Wegen dieser Konzentration auf das meist Unwesentliche bleiben die zahlreichen von Tschechow nur skizzenhaft charakterisierten Figuren blass: Bieito versäumt es, sie über ihre dürftigen Texte hinaus in Parallelaktionen und Randdetails genauer in den Blick zu nehmen. Die unattraktive geschäftige Warja, die hübsch herausgeputzte Anja, der modisch gekleidete Jascha mit seiner pubertären Playboy-Attitüde, der stolpernde Jepichodov, die aufgekratzte Dunjascha (erfrischend glaubwürdig: Katrin Röver), die tantige Pseudo-Artistin Charlotta – alles zufällige, rudimentäre Charaktere, die keinen Gesamtsinn ergeben wollen. Stattdessen stehen sie oft im Halbkreis, wenn jemand anders spricht, warten ab – und bleiben damit nichts als Übrige, von denen man nicht weiß, wer sie sind und was sie sollen.

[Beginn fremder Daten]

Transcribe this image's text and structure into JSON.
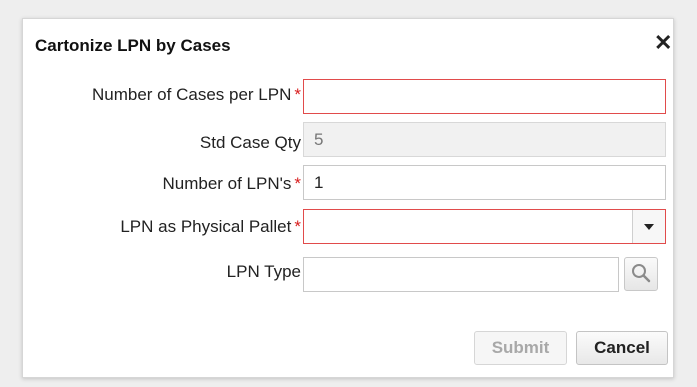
{
  "dialog": {
    "title": "Cartonize LPN by Cases",
    "close_label": "✕"
  },
  "fields": {
    "cases_per_lpn": {
      "label": "Number of Cases per LPN",
      "required_mark": "*",
      "value": ""
    },
    "std_case_qty": {
      "label": "Std Case Qty",
      "value": "5"
    },
    "number_of_lpns": {
      "label": "Number of LPN's",
      "required_mark": "*",
      "value": "1"
    },
    "lpn_as_physical_pallet": {
      "label": "LPN as Physical Pallet",
      "required_mark": "*",
      "selected": ""
    },
    "lpn_type": {
      "label": "LPN Type",
      "value": ""
    }
  },
  "buttons": {
    "submit": "Submit",
    "cancel": "Cancel"
  },
  "icons": {
    "close": "close-icon",
    "dropdown": "chevron-down-icon",
    "lookup": "search-icon"
  },
  "colors": {
    "required": "#d81c1c",
    "required_border": "#e14b4b"
  }
}
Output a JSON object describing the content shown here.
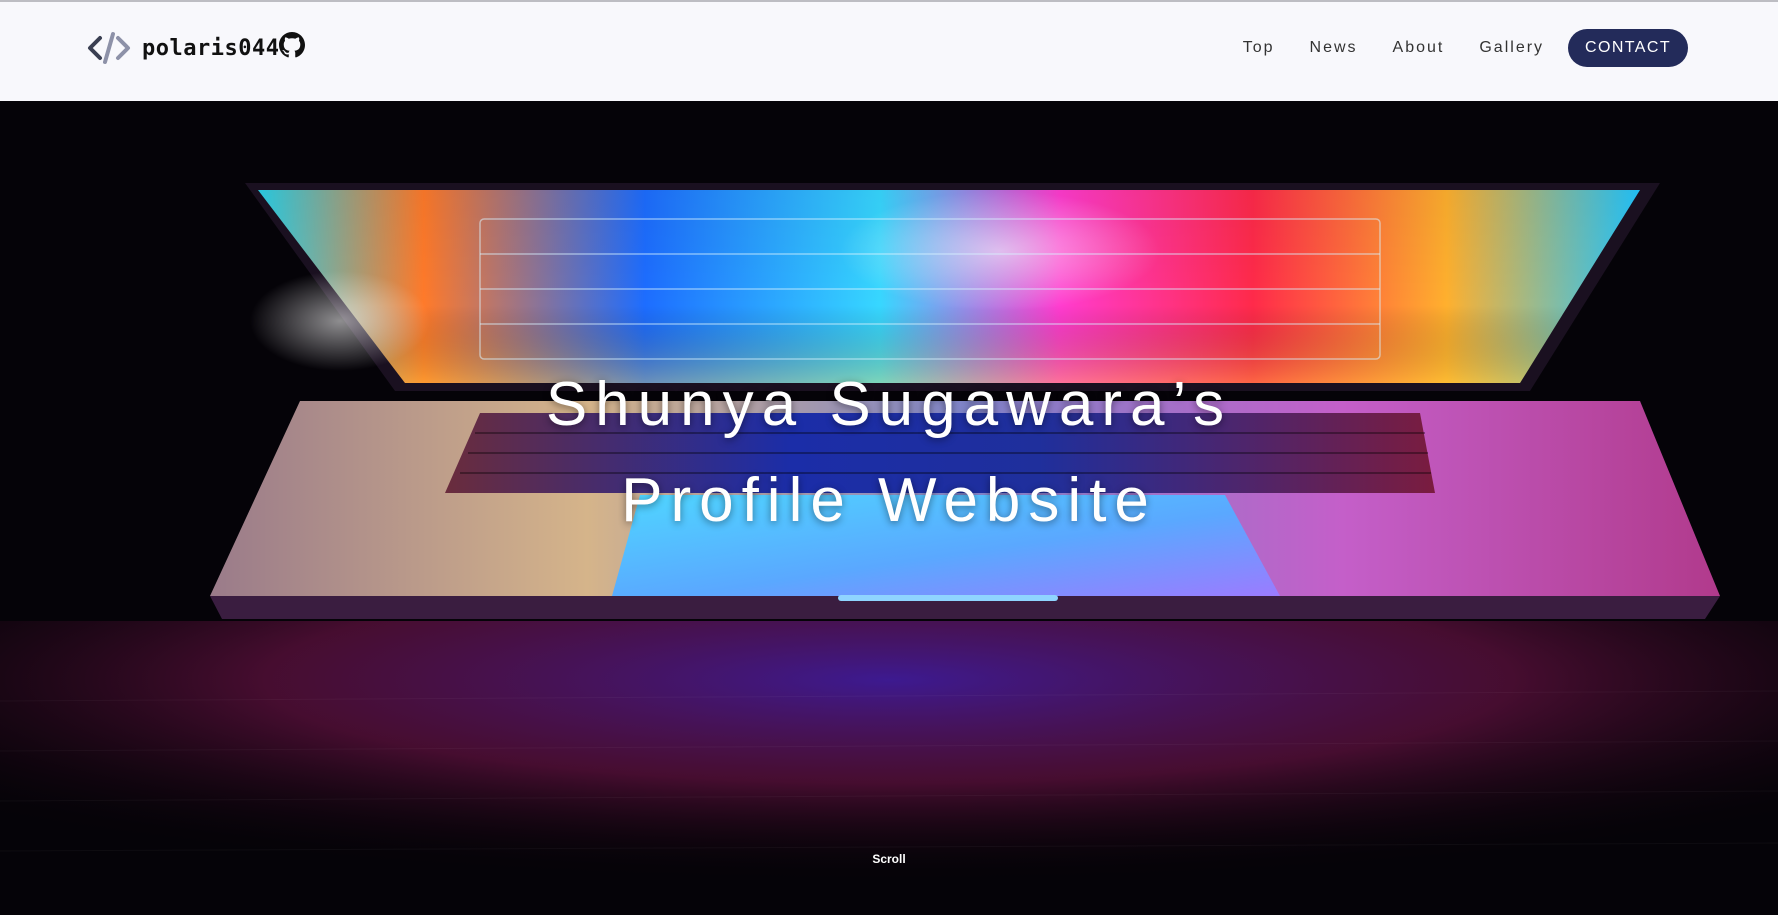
{
  "header": {
    "logo_text": "polaris044",
    "logo_icon": "code-brackets-icon",
    "github_icon": "github-icon",
    "nav": [
      {
        "label": "Top"
      },
      {
        "label": "News"
      },
      {
        "label": "About"
      },
      {
        "label": "Gallery"
      }
    ],
    "contact_label": "CONTACT",
    "colors": {
      "header_bg": "#f8f8fc",
      "contact_bg": "#232b5a"
    }
  },
  "hero": {
    "title_line1": "Shunya Sugawara’s",
    "title_line2": "Profile Website",
    "scroll_label": "Scroll",
    "image_icon": "glowing-laptop-image"
  }
}
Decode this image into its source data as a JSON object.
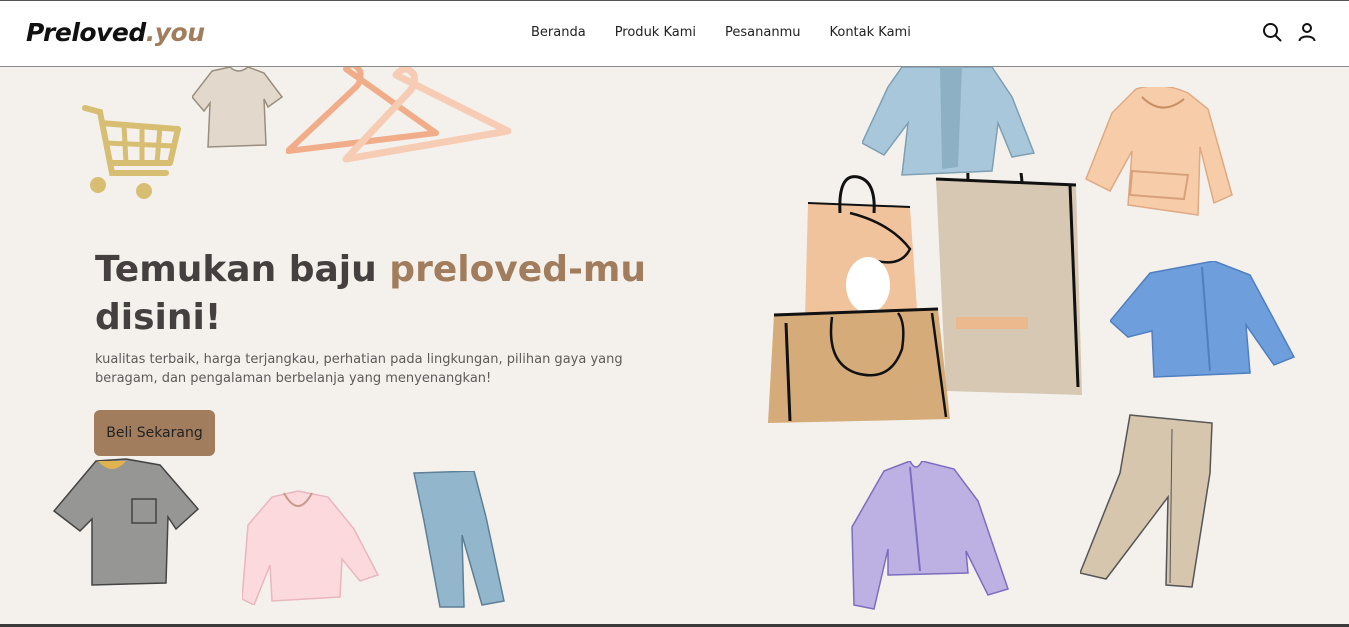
{
  "brand": {
    "name": "Preloved",
    "suffix": ".you"
  },
  "nav": {
    "items": [
      {
        "label": "Beranda"
      },
      {
        "label": "Produk Kami"
      },
      {
        "label": "Pesananmu"
      },
      {
        "label": "Kontak Kami"
      }
    ],
    "icons": [
      "search-icon",
      "user-icon"
    ]
  },
  "hero": {
    "headline_part1": "Temukan baju ",
    "headline_accent": "preloved-mu",
    "headline_part2": "disini!",
    "tagline": "kualitas terbaik, harga terjangkau, perhatian pada lingkungan, pilihan gaya yang beragam, dan pengalaman berbelanja yang menyenangkan!",
    "cta_label": "Beli Sekarang"
  },
  "colors": {
    "accent": "#a17d5e",
    "headline": "#45403f",
    "background": "#f4f1ed",
    "navbar": "#ffffff"
  },
  "illustrations": [
    "shopping-cart",
    "beige-tshirt",
    "clothes-hangers",
    "blue-jacket",
    "peach-hoodie",
    "shopping-bags",
    "blue-shirt",
    "grey-tshirt",
    "pink-blouse",
    "blue-jeans",
    "purple-cardigan",
    "beige-trousers"
  ]
}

Bei einem Regiestar wie Calixto Bieito überrascht diese Unbeholfenheit. Krasse Bilder, körperliche Gewalt und Sexualität ist man von seinen Arbeiten gewohnt. Außer einer allgemeinen Tendenz zum Fummeln und dem Moment, als der neue Kirschgartenbesitzer Lopachin (den Guntram Brattia mit durchgehender Blökstimme und sportlicher Bühnenpräsenz gestaltet) im Freudentaumel die ehemalige Besitzerin vergewaltigt (bzw. dies dezent und unglaublich peinlich andeutet), passt bei dieser Inszenierung wenig ins Bieito-Raster. Eigentlich ein sympathischer Etikettenschwindel auf Kosten eines skandalgeilen Publikums – wenn dafür nur andere Qualitäten zum Zuge kämen. Intendant Martin Kusej beispielsweise hat ja letztes Jahr bei der Eröffnungsproduktion mit einer historisch kostümierten, psychologisch getreuen und feinsinnigen geführten Inszenierung von „Das weite Land“ Freunde wie Feinde seiner als eher zupackend bekannten Kunst überrascht. Calixto Bieito liefert keine Alternativkompetenzen, wenn man den Exzess und die Sinnlichkeit wegnimmt, von denen seine hierzulande vor allem bekannten Operninszenierungen leben.
So bleibt die Bühne von Rebecca Ringst das einzig Sehenswerte und zugleich das einzig Aussagekräftige: Nachdem ein Vorhang mit dem Bild einer schmucken Hausfassade heruntergerissen wurde, bezeugt eine weiße ausgehöhlte Ruine, dass alles schon viel kaputter ist, als ihre bankrotten Bewohner wahrhaben wollen. Paradoxerweise beweist das Bayerische Staatsschauspiel gerade daran seine Finanzkraft, denn je näher die Versteigerung rückt, desto aufwändigere Zerstörungen werden angerichtet. Mauerstücke stürzen herunter, Menschen brechen in den Boden ein, Reste eines Schrankes fallen aus dem Himmel, Dachbalken krachen gegen die Mauern. Das macht Eindruck, und die leeren Fensteröffnungen ermöglichen starke Lichteffekte. Für die unzähligen langweiligen Momente ist das keine Entschädigung.